К лету Наталья Евтихиевна сшила мне сарафан.
Я не собиралась носить летом сарафан.
Благословенный дар острой чувствительности (попеременно: ликование, как на празднике, отчаяние, как перед казнью) имел оборотную сторону физической раздражимости, портившей жизнь мне и моим близким. Мне мешало жить то одно, то другое. Я раздирала в кровь комариные укусы, я не могла есть крем, не могла играть на солнце. Вот то, что я не переносила жары, было главной причиной, почему я на даче ходила в трусиках и босиком. О другой причине — стремлении к естественной жизни и к современности — я уже говорила.
Предыдущим летом я стала внешне меняться, и вокруг меня стали говорить, что на следующее лето придется ходить в сарафане. Это меня возмущало, и я клялась себе и говорила, что никогда не буду ходить в сарафане, что мне не будет стыдно, что стыд — это старомодная глупость. И вдруг в Быкове мне пришлось ходить в сарафане.
Вот это был сюрприз: я сама себя предала, нарушив клятву, нельзя, стало быть, доверять себе? Это был удар по рациональному построению жизни в соответствии со своей волей, и я надеялась, что это единственное исключение, и клялась себе, что никогда не разлюблю своих кукол.
Но (и это должно было бы мне показаться еще большим предательством, а не показалось) мне нравилось мое новое состояние. Я с удовольствием заглядывала сверху под свой сарафан.

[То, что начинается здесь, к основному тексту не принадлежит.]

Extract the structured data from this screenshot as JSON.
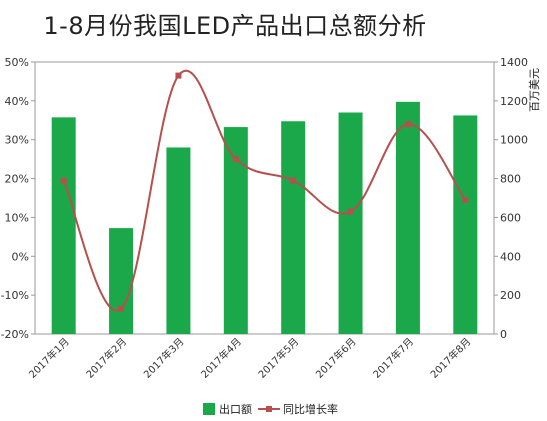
{
  "chart_data": {
    "type": "bar",
    "title": "1-8月份我国LED产品出口总额分析",
    "categories": [
      "2017年1月",
      "2017年2月",
      "2017年3月",
      "2017年4月",
      "2017年5月",
      "2017年6月",
      "2017年7月",
      "2017年8月"
    ],
    "series": [
      {
        "name": "出口额",
        "type": "bar",
        "axis": "right",
        "color": "#1aa84a",
        "values": [
          1115,
          545,
          960,
          1065,
          1095,
          1140,
          1195,
          1125
        ]
      },
      {
        "name": "同比增长率",
        "type": "line",
        "axis": "left",
        "unit": "%",
        "color": "#b5504e",
        "values": [
          19.5,
          -13.5,
          46.5,
          25,
          19.5,
          11.5,
          34,
          14.5
        ]
      }
    ],
    "y_left": {
      "ylim": [
        -20,
        50
      ],
      "ticks": [
        -20,
        -10,
        0,
        10,
        20,
        30,
        40,
        50
      ],
      "tick_labels": [
        "-20%",
        "-10%",
        "0%",
        "10%",
        "20%",
        "30%",
        "40%",
        "50%"
      ]
    },
    "y_right": {
      "label": "百万美元",
      "ylim": [
        0,
        1400
      ],
      "ticks": [
        0,
        200,
        400,
        600,
        800,
        1000,
        1200,
        1400
      ],
      "tick_labels": [
        "0",
        "200",
        "400",
        "600",
        "800",
        "1000",
        "1200",
        "1400"
      ]
    },
    "grid": false,
    "legend": {
      "position": "bottom",
      "items": [
        "出口额",
        "同比增长率"
      ]
    }
  }
}
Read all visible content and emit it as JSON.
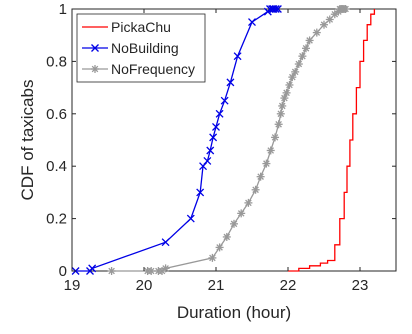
{
  "chart_data": {
    "type": "line",
    "title": "",
    "xlabel": "Duration (hour)",
    "ylabel": "CDF of taxicabs",
    "xlim": [
      19,
      23.5
    ],
    "ylim": [
      0,
      1
    ],
    "xticks": [
      19,
      20,
      21,
      22,
      23
    ],
    "yticks": [
      0,
      0.2,
      0.4,
      0.6,
      0.8,
      1
    ],
    "xtick_labels": [
      "19",
      "20",
      "21",
      "22",
      "23"
    ],
    "ytick_labels": [
      "0",
      "0.2",
      "0.4",
      "0.6",
      "0.8",
      "1"
    ],
    "grid": false,
    "legend_position": "top-left",
    "series": [
      {
        "name": "PickaChu",
        "color": "#ff0000",
        "marker": "none",
        "x": [
          22.0,
          22.15,
          22.3,
          22.45,
          22.55,
          22.65,
          22.72,
          22.78,
          22.82,
          22.86,
          22.9,
          22.95,
          23.0,
          23.05,
          23.1,
          23.15,
          23.2
        ],
        "y": [
          0.0,
          0.01,
          0.02,
          0.03,
          0.04,
          0.1,
          0.2,
          0.3,
          0.4,
          0.5,
          0.6,
          0.7,
          0.8,
          0.88,
          0.94,
          0.98,
          1.0
        ]
      },
      {
        "name": "NoBuilding",
        "color": "#0000e6",
        "marker": "x",
        "x": [
          19.05,
          19.25,
          19.28,
          20.3,
          20.65,
          20.78,
          20.82,
          20.88,
          20.92,
          20.96,
          21.0,
          21.05,
          21.12,
          21.2,
          21.3,
          21.5,
          21.72,
          21.75,
          21.78,
          21.8,
          21.83,
          21.86
        ],
        "y": [
          0.0,
          0.0,
          0.01,
          0.11,
          0.2,
          0.3,
          0.4,
          0.42,
          0.46,
          0.51,
          0.55,
          0.6,
          0.65,
          0.72,
          0.82,
          0.95,
          0.99,
          1.0,
          1.0,
          1.0,
          1.0,
          1.0
        ]
      },
      {
        "name": "NoFrequency",
        "color": "#999999",
        "marker": "*",
        "x": [
          19.55,
          20.05,
          20.1,
          20.2,
          20.25,
          20.3,
          20.95,
          21.05,
          21.15,
          21.25,
          21.35,
          21.45,
          21.55,
          21.62,
          21.7,
          21.76,
          21.82,
          21.87,
          21.9,
          21.92,
          21.95,
          21.98,
          22.02,
          22.06,
          22.1,
          22.15,
          22.2,
          22.25,
          22.3,
          22.4,
          22.5,
          22.58,
          22.65,
          22.7,
          22.72,
          22.74,
          22.76,
          22.78,
          22.8
        ],
        "y": [
          0.0,
          0.0,
          0.0,
          0.0,
          0.0,
          0.01,
          0.05,
          0.09,
          0.13,
          0.18,
          0.22,
          0.26,
          0.31,
          0.36,
          0.41,
          0.46,
          0.51,
          0.56,
          0.6,
          0.63,
          0.66,
          0.68,
          0.71,
          0.74,
          0.76,
          0.79,
          0.82,
          0.85,
          0.88,
          0.91,
          0.94,
          0.96,
          0.98,
          0.99,
          1.0,
          1.0,
          1.0,
          1.0,
          1.0
        ]
      }
    ]
  }
}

Начиналась новая стадия, стадия расширения жизни, и это происходило, как нарочно, в таком ясном, светлом месте, как Абрамцево, но чтобы в нее вступить, нужно было отречься от детства, не только от его темных страхов (это-то было бы освобождением), но и от его честности чувств — вот этого я никак не могла уступить.